WBDC webinar takes aim at the value of credit score knowledge – Westfair Communications

The importance of maintaining a healthy Credit score was the subject of the recent Women’s Business Development Council (WBDC) webinar “Financial Foundations: Credit Score Basics.”

Samantha Cross, the WBDC business adviser who hosted the webinar, said the one question she is most frequently asked as part of her job involves how to improve one’s Credit score. She noted this was not surprising, considering the value that a Credit score carries in both a professional and a personal environment.

“A Credit score matters most when you’re looking to borrow money,” she explained. “When you’re looking to get money from someone for something – perhaps a home, a business, a Car – getting your Credit score to be good is something you should be doing long before you need money. Because anything you do to improve your Credit score takes time.”

Cross defined the Credit score as “simply just a numerical representation of your past financial behaviors.” She noted that if someone paid their bills on time and did not carry an excess of debt, then their “Credit score should be pretty fine.” But if a person missed a couple of payments or was in a situation where payments were late, the Credit score would need improvement.

However, she also emphasized that a Credit score should not be the financial equivalent of a scarlet letter.

“A good Credit score does not make you a good person, a bad Credit score does not make you a bad person,” she said. “It’s just a factual numerical representation of what you’ve done in the past. And the good news is that if you change your behaviors, you can improve your Credit score – and if you maintain good behaviors, you can improve it as well. It’s a fluid number and you are not stuck where you are today.”

Cross pointed out that Credit scores range from 300 to 850, although she laughed that she never saw anyone with scores at either extreme. She explained that scores in the 300 to 500 range were considered poor and borrowers would find it “difficult to get along”, while the 500 to 600 range was “not great, but you’ll probably get something – maybe not all you want.”

The 600 to 750 range was defined as “a solid B student” by Ross, while anything over 750 was considered excellent Credit. Ross said higher Credit scores will prove beneficial when seeking loans.

“It’s more likely that you will get the Loan that you’re looking for,” she continued, adding that interest rates will also be adjusted based on Credit scoring.

“The better your Credit score when you get that Loan, presumably the less risky that you are and, therefore, the lower the amount of interest rate that you will pay for that Loan. Good Credit scores give us good outcomes when it comes to loans.”

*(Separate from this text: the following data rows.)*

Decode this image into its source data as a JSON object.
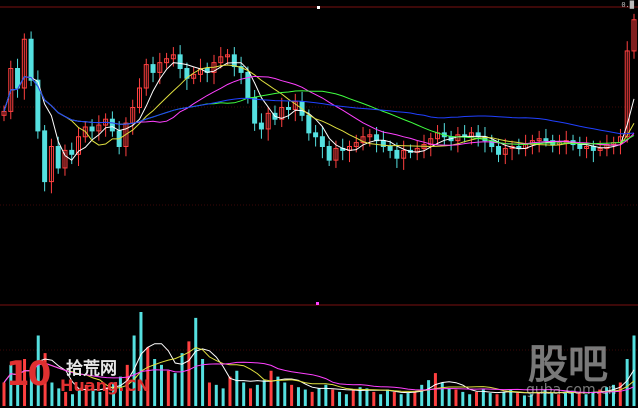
{
  "app": {
    "top_right_label": "0.█"
  },
  "watermarks": {
    "left_number": "10",
    "left_cn": "拾荒网",
    "left_url": "Huang.CN",
    "right_cn": "股吧",
    "right_url": "guba.com.cn"
  },
  "colors": {
    "up": "#ff4040",
    "down": "#55e0e0",
    "ma5": "#ffffff",
    "ma10": "#e0e040",
    "ma20": "#ff40ff",
    "ma30": "#40ff40",
    "ma60": "#2040ff",
    "grid": "#7a1010"
  },
  "chart_data": [
    {
      "type": "candlestick",
      "title": "",
      "xlabel": "",
      "ylabel": "",
      "grid": true,
      "ylim": [
        0,
        100
      ],
      "moving_averages": [
        "MA5",
        "MA10",
        "MA20",
        "MA30",
        "MA60"
      ],
      "closes": [
        48,
        70,
        60,
        85,
        64,
        38,
        12,
        30,
        19,
        28,
        26,
        35,
        40,
        38,
        41,
        44,
        38,
        30,
        42,
        50,
        60,
        72,
        68,
        73,
        75,
        77,
        70,
        65,
        67,
        70,
        68,
        73,
        76,
        77,
        71,
        68,
        55,
        42,
        39,
        47,
        44,
        50,
        49,
        53,
        46,
        37,
        35,
        30,
        23,
        29,
        28,
        30,
        32,
        35,
        36,
        33,
        30,
        28,
        24,
        28,
        27,
        29,
        31,
        34,
        37,
        35,
        33,
        36,
        35,
        37,
        35,
        33,
        30,
        26,
        29,
        30,
        29,
        31,
        33,
        34,
        33,
        31,
        32,
        33,
        31,
        29,
        30,
        28,
        29,
        31,
        32,
        35,
        79,
        95
      ]
    },
    {
      "type": "bar",
      "title": "",
      "xlabel": "",
      "ylabel": "",
      "series_name": "volume",
      "values": [
        20,
        35,
        25,
        40,
        30,
        60,
        45,
        20,
        15,
        12,
        10,
        15,
        18,
        14,
        12,
        16,
        20,
        25,
        35,
        60,
        80,
        50,
        40,
        35,
        30,
        28,
        45,
        55,
        75,
        40,
        20,
        18,
        15,
        25,
        30,
        20,
        15,
        18,
        22,
        30,
        25,
        20,
        18,
        16,
        14,
        12,
        15,
        18,
        14,
        12,
        10,
        14,
        16,
        15,
        12,
        10,
        14,
        12,
        10,
        11,
        12,
        18,
        22,
        28,
        20,
        15,
        14,
        12,
        10,
        12,
        14,
        11,
        10,
        12,
        14,
        11,
        9,
        10,
        12,
        14,
        11,
        10,
        12,
        13,
        11,
        10,
        12,
        14,
        16,
        18,
        20,
        40,
        60
      ]
    }
  ]
}
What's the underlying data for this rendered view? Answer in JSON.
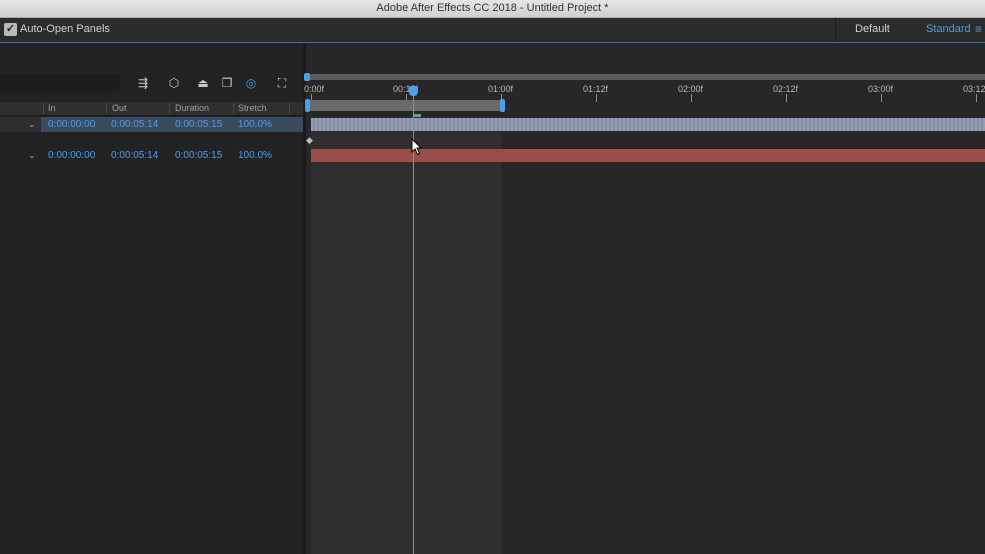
{
  "window": {
    "title": "Adobe After Effects CC 2018 - Untitled Project *"
  },
  "toolbar": {
    "auto_open_label": "Auto-Open Panels",
    "auto_open_checked": true,
    "workspaces": [
      "Default",
      "Standard"
    ],
    "active_workspace": "Standard",
    "accent_color": "#4a9ff0"
  },
  "timeline": {
    "columns": [
      "In",
      "Out",
      "Duration",
      "Stretch"
    ],
    "rows": [
      {
        "in": "0:00:00:00",
        "out": "0:00:05:14",
        "duration": "0:00:05:15",
        "stretch": "100.0%",
        "bar_color": "#8e96ad"
      },
      {
        "in": "0:00:00:00",
        "out": "0:00:05:14",
        "duration": "0:00:05:15",
        "stretch": "100.0%",
        "bar_color": "#9a4e4c"
      }
    ],
    "ruler_labels": [
      "0:00f",
      "00:12f",
      "01:00f",
      "01:12f",
      "02:00f",
      "02:12f",
      "03:00f",
      "03:12"
    ],
    "panel_icons": [
      "flowchart-icon",
      "3d-layer-icon",
      "solo-icon",
      "frame-blend-icon",
      "motion-blur-icon",
      "graph-editor-icon"
    ]
  }
}
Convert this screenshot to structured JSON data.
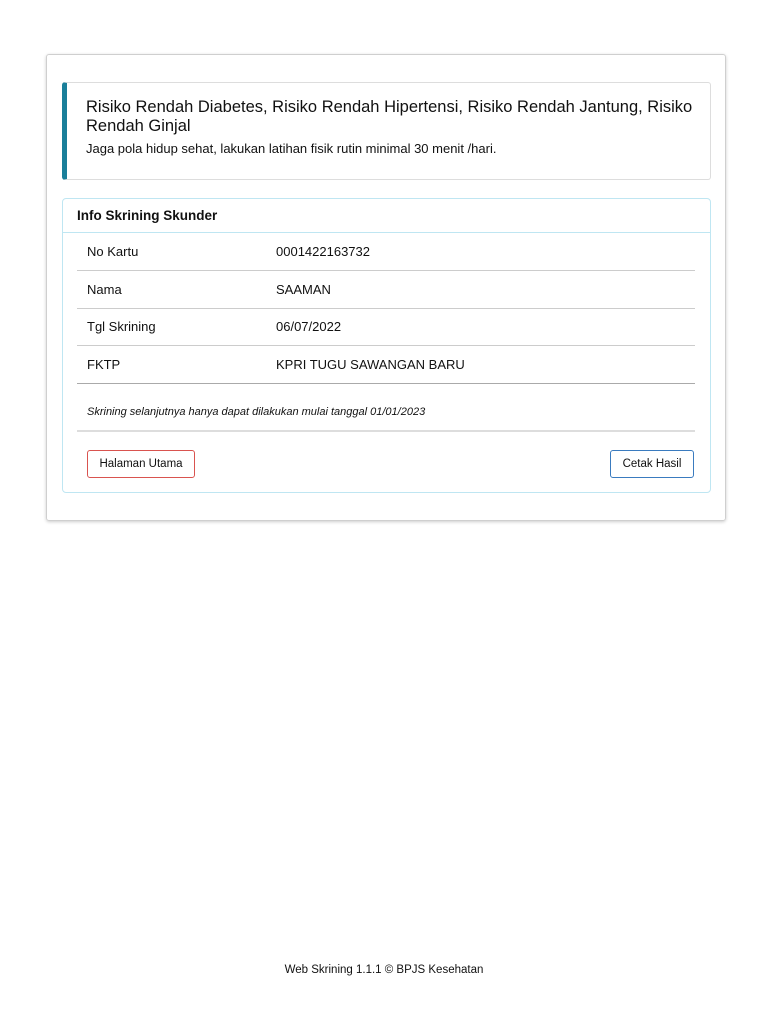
{
  "alert": {
    "title": "Risiko Rendah Diabetes, Risiko Rendah Hipertensi, Risiko Rendah Jantung, Risiko Rendah Ginjal",
    "message": "Jaga pola hidup sehat, lakukan latihan fisik rutin minimal 30 menit /hari."
  },
  "panel": {
    "title": "Info Skrining Skunder",
    "rows": [
      {
        "label": "No Kartu",
        "value": "0001422163732"
      },
      {
        "label": "Nama",
        "value": "SAAMAN"
      },
      {
        "label": "Tgl Skrining",
        "value": "06/07/2022"
      },
      {
        "label": "FKTP",
        "value": "KPRI TUGU SAWANGAN BARU"
      }
    ],
    "note": "Skrining selanjutnya hanya dapat dilakukan mulai tanggal 01/01/2023",
    "home_label": "Halaman Utama",
    "print_label": "Cetak Hasil"
  },
  "footer": "Web Skrining 1.1.1 © BPJS Kesehatan"
}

Ross observed that Credit scoring can be determined by several companies, most notably FICO and Credit Karma, and she insisted that anyone seeking to keep an eye on their scores can “use any of the Credit scores that you can get your hands on, because they’re all going to be similar.”

Ross cautioned that the upcoming holiday season could create an unpleasant surprise related to Credit scoring if consumers take out two or three Credit cards to help cover shopping.

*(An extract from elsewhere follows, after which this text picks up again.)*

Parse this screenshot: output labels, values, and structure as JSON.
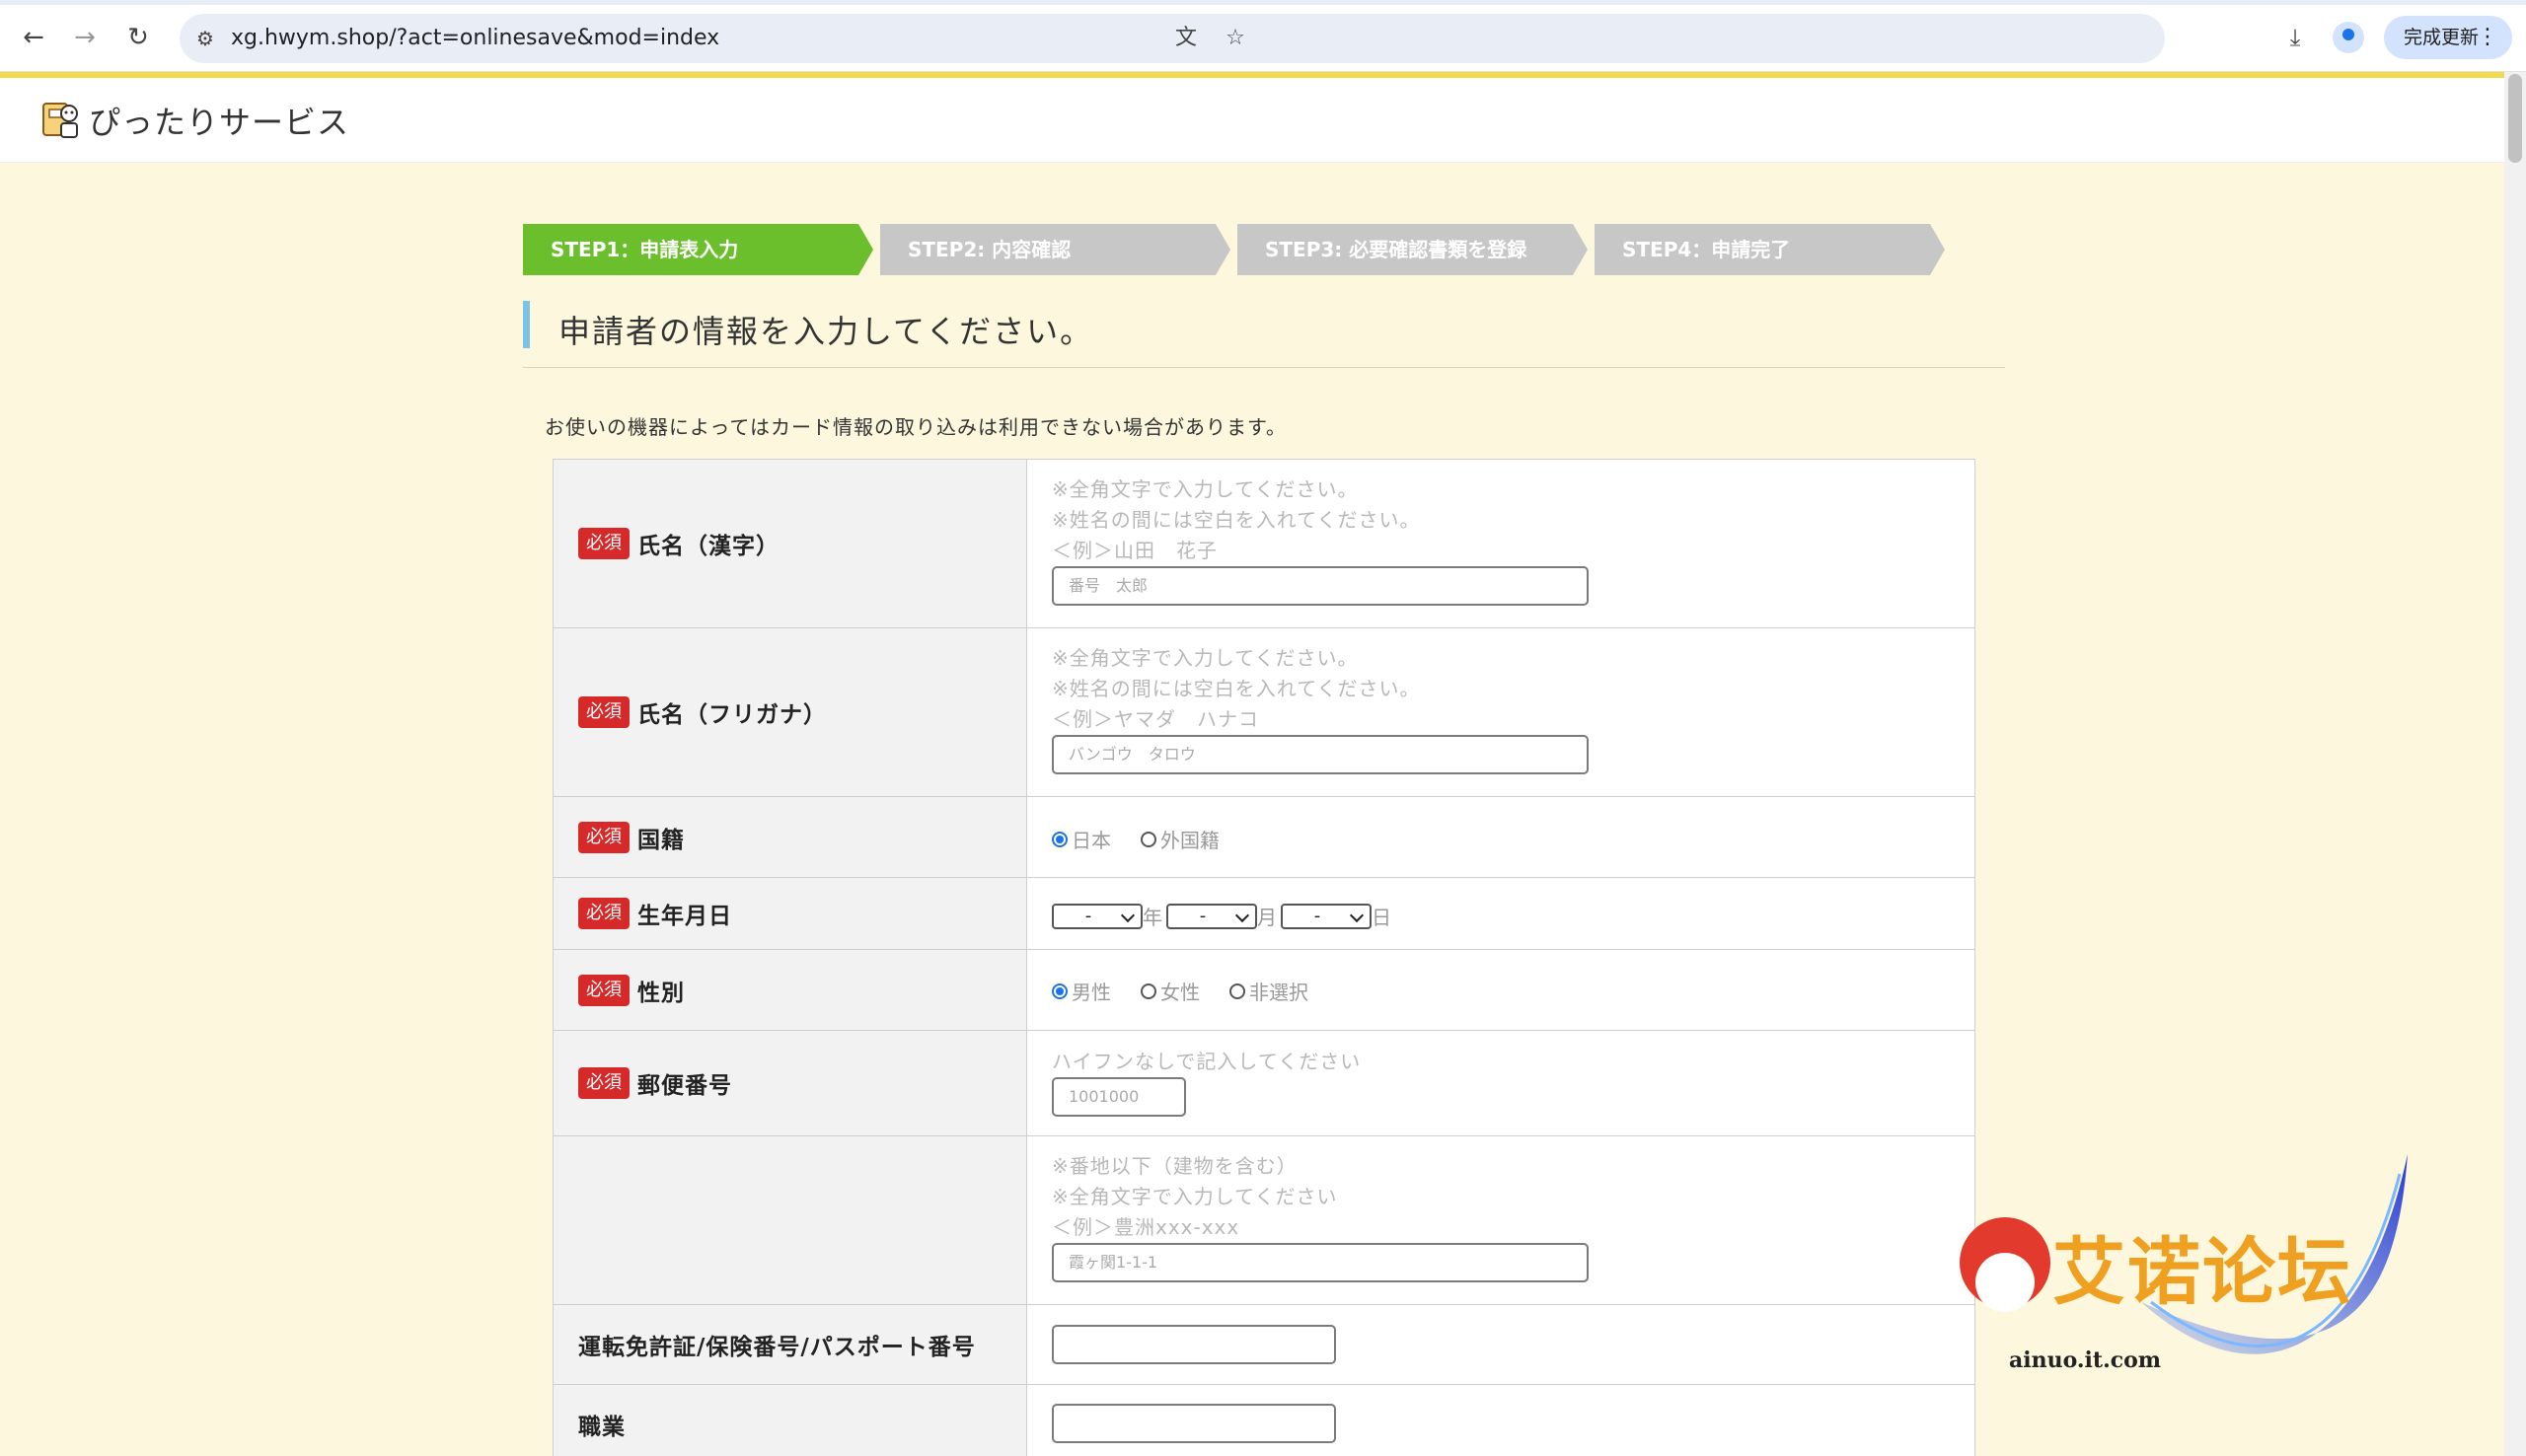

“Unless you’re really organized, you kind of lose track of what you owe and you go from something that might bring 10% of your score in a small way to not being able to manage these cards and maybe not paying on time or racking up a little bit of a debt,” she said. “If you start making errors or missteps, that’s where things start to go south far more quickly.”

Ross recommended that any perceived Credit score errors published by the three major Credit reporting agencies – Equifax, Experian and TransUnion – should be challenged if they may create a major impact on one’s Credit score.

“I definitely encourage people to dispute things that they don’t think are accurate,” she said. “Look at all of the accounts – is there an account that’s open in your name that you don’t know about? I’ve seen people go through divorces and their spouse is supposed to be managing the account, but they’re not and they’re getting dragged down by it.”

Ross also advised that all three major Credit reporting agencies do not need to be contacted about the same problem.

“Typically, a dispute that gets cleared from a TransUnion report will flow over to an Experian or an Equifax report over time,” she said. “They are all connected, and disputing with one does not require you to dispute with all of them.”